Well, Sunday rolled around, and by lunch time I was feeling human enough get up and get out for some supplies. I remember turning on the TV and just getting test signals, but at the point I had no idea what it meant, so I left it. I figured food was more important, so I stumbled out into the street and made my way down to the local store thinking I’d make a nice fry-up.
It probably took me about ten minutes before I realised something was wrong. I was still pretty discombobulated from drinking and sleeping, and I’m not at my best without a couple of strong coffees inside me. Then I started to notice how quiet it was. I mean, I didn’t live in the centre of town or anything, but even on a Sunday there would be plenty of traffic and people out and about. I was curious, but didn’t pay much attention until I got to the local shops.
There was a bus parked up at the side of the road, and it took me a few seconds to realise that it wasn’t full of sleeping people. I mean, it’s not something that your brain is trained to recognise is it? Rows and rows of people just sat completely still as if they were just in a photo. I remember spinning around a lot, trying to find somebody who I could get to help, but there just wasn’t anybody, so I must have pulled open the bus doors. The driver was still sat with his hands on the wheel, but it was obvious he was dead, his skin was too white and his eyes were staring straight ahead. I ran through the bus, must have been freaking out completely and screaming because my voice was hoarse for days afterwards, then finally I ran to the shops and tried to find someone. Well, the shops were open, but I’m sure you can guess what I found.
I know I tried calling the emergency services. My phone’s call list showed I’d called 999 a dozen times before I gave up, but all I remember was the endless ringing signal. Then it occured to me to call my girlfriend. It took me a few attempts to even dial, I was shaking so much. I don’t have a clue what I said to her voice mail, and I’m glad I’ll never know.

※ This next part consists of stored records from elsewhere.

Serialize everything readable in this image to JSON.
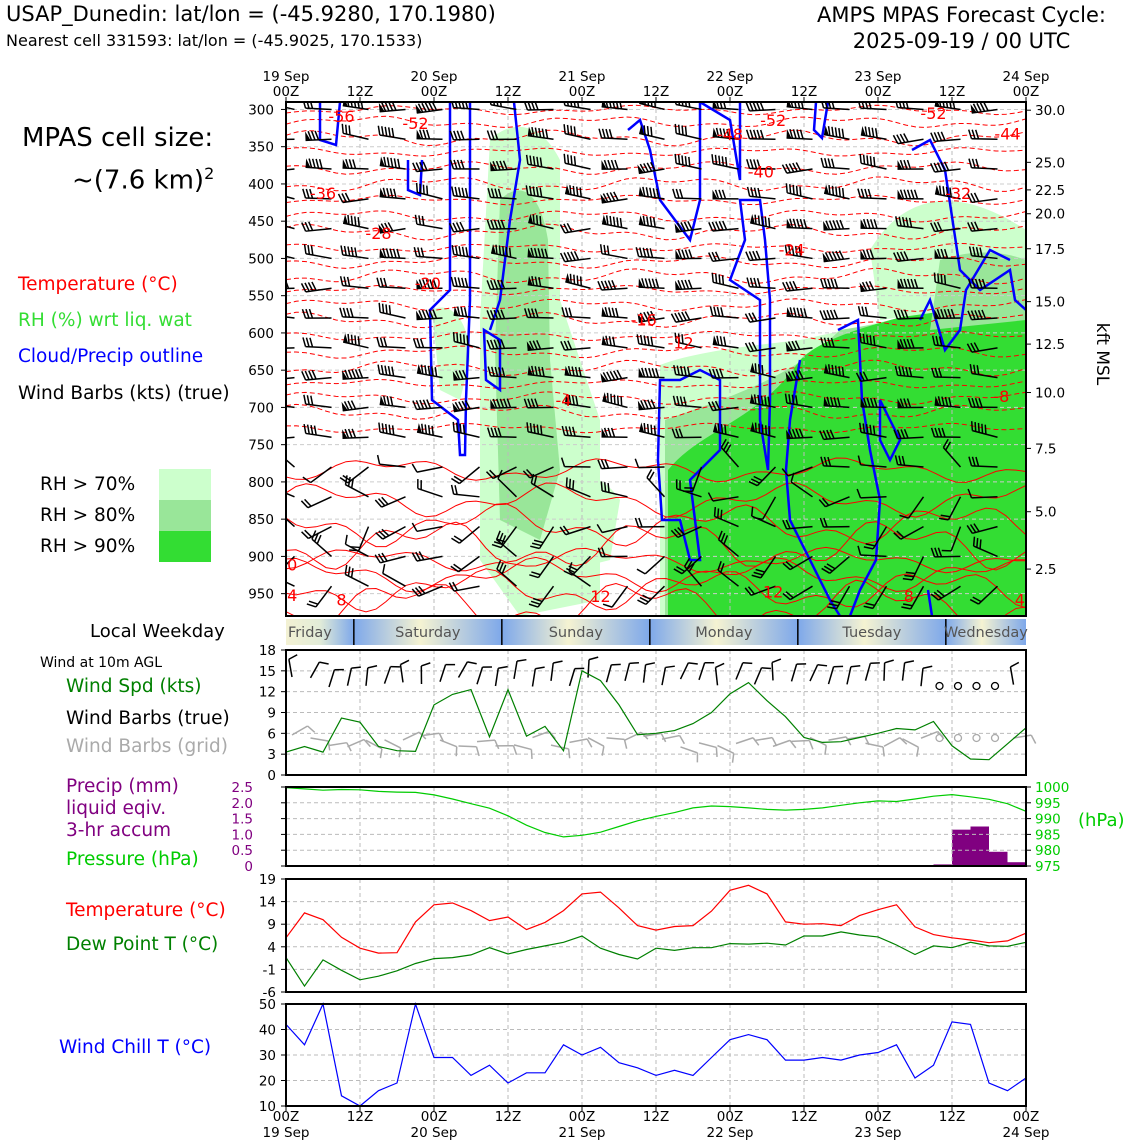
{
  "header": {
    "station_title": "USAP_Dunedin: lat/lon = (-45.9280, 170.1980)",
    "nearest_cell": "Nearest cell 331593: lat/lon = (-45.9025, 170.1533)",
    "forecast_title": "AMPS MPAS Forecast Cycle:",
    "forecast_cycle": "2025-09-19 / 00 UTC",
    "cell_size_line1": "MPAS cell size:",
    "cell_size_line2": "~(7.6 km)",
    "cell_size_exp": "2"
  },
  "legend": {
    "temperature": "Temperature (°C)",
    "rh": "RH (%) wrt liq. wat",
    "cloud": "Cloud/Precip outline",
    "wind": "Wind Barbs (kts) (true)",
    "rh70": "RH > 70%",
    "rh80": "RH > 80%",
    "rh90": "RH > 90%",
    "colors": {
      "temperature": "#ff0000",
      "rh": "#33cc33",
      "cloud": "#0000ff",
      "wind": "#000000",
      "rh70": "#ccffcc",
      "rh80": "#99e699",
      "rh90": "#33dd33"
    }
  },
  "weekday_strip": {
    "label": "Local Weekday",
    "days": [
      "Friday",
      "Saturday",
      "Sunday",
      "Monday",
      "Tuesday",
      "Wednesday"
    ]
  },
  "left_labels": {
    "wind10m": "Wind at 10m AGL",
    "wind_spd": "Wind Spd (kts)",
    "wind_barbs_true": "Wind Barbs (true)",
    "wind_barbs_grid": "Wind Barbs (grid)",
    "precip1": "Precip (mm)",
    "precip2": "liquid eqiv.",
    "precip3": "3-hr accum",
    "pressure": "Pressure (hPa)",
    "temperature": "Temperature (°C)",
    "dewpoint": "Dew Point T (°C)",
    "windchill": "Wind Chill T (°C)"
  },
  "chart_data": [
    {
      "type": "heatmap",
      "subtype": "time-height cross section",
      "x_top_ticks": [
        "19 Sep\n00Z",
        "12Z",
        "20 Sep\n00Z",
        "12Z",
        "21 Sep\n00Z",
        "12Z",
        "22 Sep\n00Z",
        "12Z",
        "23 Sep\n00Z",
        "12Z",
        "24 Sep\n00Z"
      ],
      "x_hours": [
        0,
        12,
        24,
        36,
        48,
        60,
        72,
        84,
        96,
        108,
        120
      ],
      "y_left_ticks": [
        300,
        350,
        400,
        450,
        500,
        550,
        600,
        650,
        700,
        750,
        800,
        850,
        900,
        950
      ],
      "y_left_range": [
        980,
        290
      ],
      "y_right_label": "kft MSL",
      "y_right_ticks": [
        {
          "label": "30.0",
          "p": 301
        },
        {
          "label": "25.0",
          "p": 371
        },
        {
          "label": "22.5",
          "p": 408
        },
        {
          "label": "20.0",
          "p": 440
        },
        {
          "label": "17.5",
          "p": 487
        },
        {
          "label": "15.0",
          "p": 558
        },
        {
          "label": "12.5",
          "p": 615
        },
        {
          "label": "10.0",
          "p": 680
        },
        {
          "label": "7.5",
          "p": 755
        },
        {
          "label": "5.0",
          "p": 840
        },
        {
          "label": "2.5",
          "p": 917
        }
      ],
      "temperature_labels": [
        {
          "text": "-56",
          "t": 9,
          "p": 309
        },
        {
          "text": "-52",
          "t": 21,
          "p": 318
        },
        {
          "text": "-52",
          "t": 79,
          "p": 314
        },
        {
          "text": "-52",
          "t": 105,
          "p": 305
        },
        {
          "text": "-48",
          "t": 72,
          "p": 333
        },
        {
          "text": "-44",
          "t": 117,
          "p": 332
        },
        {
          "text": "-40",
          "t": 77,
          "p": 383
        },
        {
          "text": "-36",
          "t": 6,
          "p": 412
        },
        {
          "text": "-32",
          "t": 109,
          "p": 412
        },
        {
          "text": "-28",
          "t": 15,
          "p": 466
        },
        {
          "text": "-24",
          "t": 82,
          "p": 488
        },
        {
          "text": "-20",
          "t": 23,
          "p": 533
        },
        {
          "text": "-16",
          "t": 58,
          "p": 582
        },
        {
          "text": "-12",
          "t": 64,
          "p": 613
        },
        {
          "text": "-4",
          "t": 45,
          "p": 690
        },
        {
          "text": "-8",
          "t": 116,
          "p": 685
        },
        {
          "text": "0",
          "t": 1,
          "p": 911
        },
        {
          "text": "4",
          "t": 1,
          "p": 952
        },
        {
          "text": "8",
          "t": 9,
          "p": 958
        },
        {
          "text": "12",
          "t": 51,
          "p": 953
        },
        {
          "text": "12",
          "t": 79,
          "p": 947
        },
        {
          "text": "8",
          "t": 101,
          "p": 953
        },
        {
          "text": "4",
          "t": 119,
          "p": 958
        }
      ]
    },
    {
      "type": "line",
      "name_panel": "Wind Spd (kts)",
      "x_hours": [
        0,
        3,
        6,
        9,
        12,
        15,
        18,
        21,
        24,
        27,
        30,
        33,
        36,
        39,
        42,
        45,
        48,
        51,
        54,
        57,
        60,
        63,
        66,
        69,
        72,
        75,
        78,
        81,
        84,
        87,
        90,
        93,
        96,
        99,
        102,
        105,
        108,
        111,
        114,
        117,
        120
      ],
      "values": [
        3.3,
        4.1,
        3.3,
        8.2,
        7.6,
        4.1,
        3.5,
        3.4,
        10.1,
        11.6,
        12.3,
        5.5,
        12.3,
        5.6,
        7.0,
        3.5,
        15.0,
        13.6,
        10.1,
        5.8,
        6.0,
        6.4,
        7.4,
        9.0,
        11.7,
        13.3,
        10.7,
        8.4,
        5.4,
        4.7,
        4.8,
        5.4,
        6.0,
        6.7,
        6.5,
        7.7,
        4.2,
        2.3,
        2.2,
        4.5,
        6.8
      ],
      "ylim": [
        0,
        18
      ],
      "yticks": [
        0,
        3,
        6,
        9,
        12,
        15,
        18
      ]
    },
    {
      "type": "line",
      "name_panel": "Pressure (hPa)",
      "x_hours": [
        0,
        3,
        6,
        9,
        12,
        15,
        18,
        21,
        24,
        27,
        30,
        33,
        36,
        39,
        42,
        45,
        48,
        51,
        54,
        57,
        60,
        63,
        66,
        69,
        72,
        75,
        78,
        81,
        84,
        87,
        90,
        93,
        96,
        99,
        102,
        105,
        108,
        111,
        114,
        117,
        120
      ],
      "values": [
        999.8,
        999.4,
        999.0,
        999.2,
        999.1,
        998.6,
        998.4,
        998.3,
        997.5,
        996.2,
        994.7,
        993.3,
        990.9,
        987.9,
        985.6,
        984.2,
        984.7,
        985.7,
        987.5,
        989.3,
        990.7,
        991.9,
        993.4,
        994.0,
        993.8,
        993.4,
        992.9,
        992.7,
        992.9,
        993.4,
        994.2,
        995.0,
        995.6,
        995.4,
        996.2,
        997.1,
        997.6,
        996.9,
        996.1,
        994.7,
        992.3
      ],
      "ylim": [
        975,
        1000
      ],
      "yticks": [
        975,
        980,
        985,
        990,
        995,
        1000
      ],
      "precip_bars": {
        "x_hours": [
          84,
          105,
          108,
          111,
          114,
          117
        ],
        "values": [
          0.03,
          0.05,
          1.15,
          1.25,
          0.45,
          0.12
        ]
      },
      "precip_ylim": [
        0,
        2.5
      ],
      "precip_yticks": [
        0,
        0.5,
        1.0,
        1.5,
        2.0,
        2.5
      ],
      "ylabel_right": "(hPa)"
    },
    {
      "type": "line",
      "name_panel": "Temperature / Dew Point",
      "x_hours": [
        0,
        3,
        6,
        9,
        12,
        15,
        18,
        21,
        24,
        27,
        30,
        33,
        36,
        39,
        42,
        45,
        48,
        51,
        54,
        57,
        60,
        63,
        66,
        69,
        72,
        75,
        78,
        81,
        84,
        87,
        90,
        93,
        96,
        99,
        102,
        105,
        108,
        111,
        114,
        117,
        120
      ],
      "series": [
        {
          "values": [
            6.0,
            11.5,
            10.0,
            6.1,
            3.7,
            2.6,
            2.7,
            9.5,
            13.3,
            13.7,
            12.0,
            9.8,
            10.6,
            7.8,
            9.4,
            12.0,
            15.7,
            16.1,
            12.6,
            8.7,
            7.7,
            8.5,
            8.7,
            11.9,
            16.5,
            17.6,
            15.7,
            9.5,
            9.0,
            9.1,
            8.7,
            10.9,
            12.2,
            13.3,
            8.4,
            6.7,
            6.0,
            5.5,
            4.9,
            5.3,
            7.0
          ]
        },
        {
          "values": [
            1.6,
            -4.7,
            1.1,
            -1.2,
            -3.3,
            -2.5,
            -1.3,
            0.3,
            1.4,
            1.6,
            2.2,
            3.8,
            2.4,
            3.4,
            4.2,
            5.0,
            6.4,
            3.7,
            2.3,
            1.3,
            3.7,
            3.2,
            3.8,
            3.8,
            4.7,
            4.6,
            4.8,
            4.4,
            6.4,
            6.4,
            7.3,
            6.6,
            6.2,
            4.4,
            2.3,
            4.2,
            3.8,
            5.0,
            4.2,
            4.1,
            5.0
          ]
        }
      ],
      "ylim": [
        -6,
        19
      ],
      "yticks": [
        -6,
        -1,
        4,
        9,
        14,
        19
      ]
    },
    {
      "type": "line",
      "name_panel": "Wind Chill T (°C)",
      "x_hours": [
        0,
        3,
        6,
        9,
        12,
        15,
        18,
        21,
        24,
        27,
        30,
        33,
        36,
        39,
        42,
        45,
        48,
        51,
        54,
        57,
        60,
        63,
        66,
        69,
        72,
        75,
        78,
        81,
        84,
        87,
        90,
        93,
        96,
        99,
        102,
        105,
        108,
        111,
        114,
        117,
        120
      ],
      "values": [
        42,
        34,
        50,
        14,
        10,
        16,
        19,
        50,
        29,
        29,
        22,
        26,
        19,
        23,
        23,
        34,
        30,
        33,
        27,
        25,
        22,
        24,
        22,
        29,
        36,
        38,
        36,
        28,
        28,
        29,
        28,
        30,
        31,
        34,
        21,
        26,
        43,
        42,
        19,
        16,
        21
      ],
      "ylim": [
        10,
        50
      ],
      "yticks": [
        10,
        20,
        30,
        40,
        50
      ],
      "x_bottom_ticks": [
        "00Z\n19 Sep",
        "12Z",
        "00Z\n20 Sep",
        "12Z",
        "00Z\n21 Sep",
        "12Z",
        "00Z\n22 Sep",
        "12Z",
        "00Z\n23 Sep",
        "12Z",
        "00Z\n24 Sep"
      ]
    }
  ]
}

I was sat on the step of that bus dialling every number in my phone for a good long time, and all I ever got was either voice mail or an engaged tone. Then I noticed that there was a cat moving around in the window of a house opposite, and I started hammering on doors and yelling.
By the time I’d stopped running from door to door trying to find somebody – anybody – who was still alive, my entire body felt like jelly. Well, I hadn’t eaten for two days and I was crashing without blood sugar, so I stumbled back to the shops and grabbed as much as I could carry back to my house. I spent the next couple of days there just hiding, I guess, hoping that it was all a nightmare and that I’d wake up or somebody would turn up. Once I’d realised that the TV and Radio were off completely I just assumed that pretty much everyone was dead, and that somehow I was the only person left alive.
I walked across town to my girlfriend’s flat, knowing that it was pointless, but I had to go and see for myself. I had to break a window to get in, managed to cut my hand pretty deep doing so. I barely noticed, by that point I could see the two naked bodies lying motionless in her bedroom, so I just turned straight around and walked away.
Then, after a couple of days, I stole a car – I still thought it was stealing and left a letter for the owner – and started driving around London. After a couple of weeks, when I hadn’t seen anyone and it was impossible to avoid the smell, I stole a truck, loaded it up with as much food and supplies as I could, and headed out into the countryside. I’ve been driving around ever since, and met maybe a few hundred other survivors, but never stayed anywhere for very long.
That’s my story, or at least the part of it that I tell everybody who asks. I let it settle in for a minute, there’s always this polite pause of appreciation, the odd murmured “wow” or an amused “so, you just slept through it all?”. An aging russian I met on the road outside Paris once told me it was “the worst hangover I have ever heard of.”
Then it’s my turn to ask.
“So, where where you when the world ended?”